Arguing ideas as a way to explore them is an adult version of these agonistic rituals. Because they’re used to this agonistic way of exploring ideas -- playing devil’s advocate -- many men find that their adrenaline gets going when someone challenges them, and it sharpens their minds: They think more clearly and get better ideas. But those who are not used to this mode of exploring ideas, including many women, react differently: They back off, feeling attacked, and they don’t do their best thinking under those circumstances.

This is one reason many women who are talented and passionate lovers of science drop out of the profession.
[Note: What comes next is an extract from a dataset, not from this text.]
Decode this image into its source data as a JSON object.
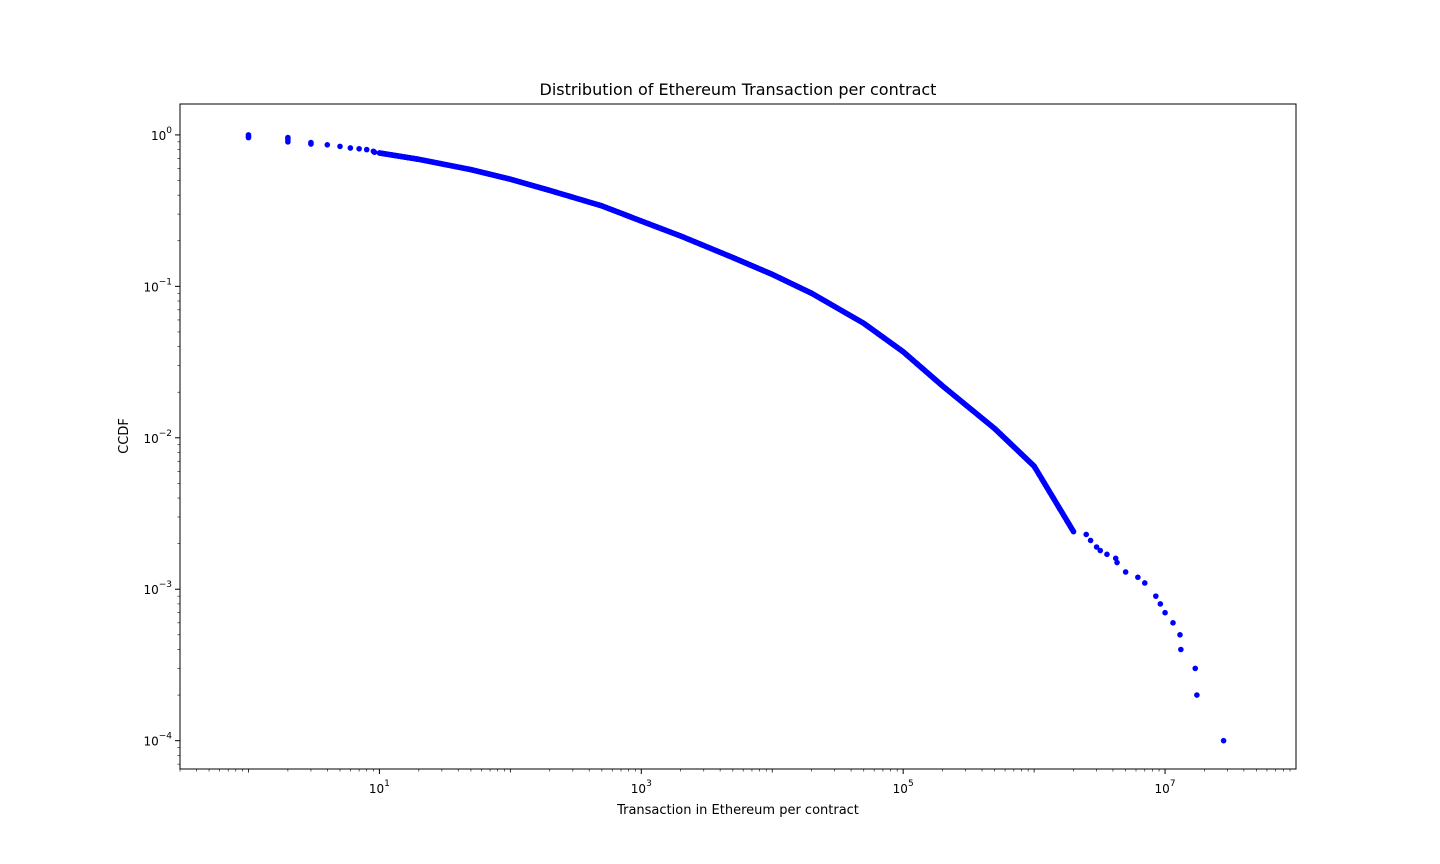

It’s not that they’re not fascinated by the science, don’t have the talent to come up with new ideas or are not willing to put long hours into the lab, but that they’re put off by the competitive, cutthroat culture of science.

The assumption that fighting is the only way to explore ideas is deeply rooted in Western civilization. It can be found in the militaristic roots of the Christian church and in our educational system, tracing back to all-male medieval universities where students learned by oral disputation.

Ong contrasts this with Chinese science and philosophy, which eschewed disputation and aimed to “enlighten an inquirer,” not to “overwhelm an opponent.” As Chinese anthropologist Linda Young showed, Chinese philosophy sees the universe in a precarious balance that must be maintained, leading to methods of investigation that focus more on integrating ideas and exploring relations among them rather than on opposing ideas and fighting over them.

Cultural training plays a big role too. Mediterranean, German, French and Israeli cultures encourage dynamic verbal opposition for women as well as men. Japanese culture discourages it for men as well as women. Perhaps that’s why Japanese talk shows rarely include two guests (they’ll have one or three or more), to avoid the polarized debates that our talk shows favor.

This brings us to our political discourse and the assumption that it must be agonistic in method and spirit. If we accept this false premise, then it is not surprising that fewer women than men will be found who are comfortable writing political columns. But looking for women who can write the same kind of columns that men write is a waste -- exactly the opposite of what should be the benefits of diversity: introducing new and different ways of doing things.

In a book about female lawyers, Mona Harrington interviewed successful female attorneys who said they were more successful when they were not being as aggressive and confrontational as possible but instead listened, observed and better “read” opponents. In taking depositions, they got better results by adopting a “quiet, sympathetic approach” (instead of grilling and attacking) so that witnesses tended to forget that the attorney deposing them was their adversary. But, Harrington noted, they couldn’t tell this to potential clients, who assumed aggression was the only way. Instead, they had to emphasize that they were seasoned veterans of large aggressive firms who could slug it out with the best of them.

Of course a political columnist must be ready to expose wrongdoing, look critically at events and public figures and be ready to offend if necessary. But attack-dog journalism is not the only way to do this, and it probably is not the best way either.

As Larry Sabato, director of the University of Virginia Center for Politics, has put it, we tend to think that if you’re not an attack dog, you’re a lap dog, taking everything politicians say at face value.

But the true role of journalism should be a third way: a watchdog. And a dog who is busy attacking is not watching.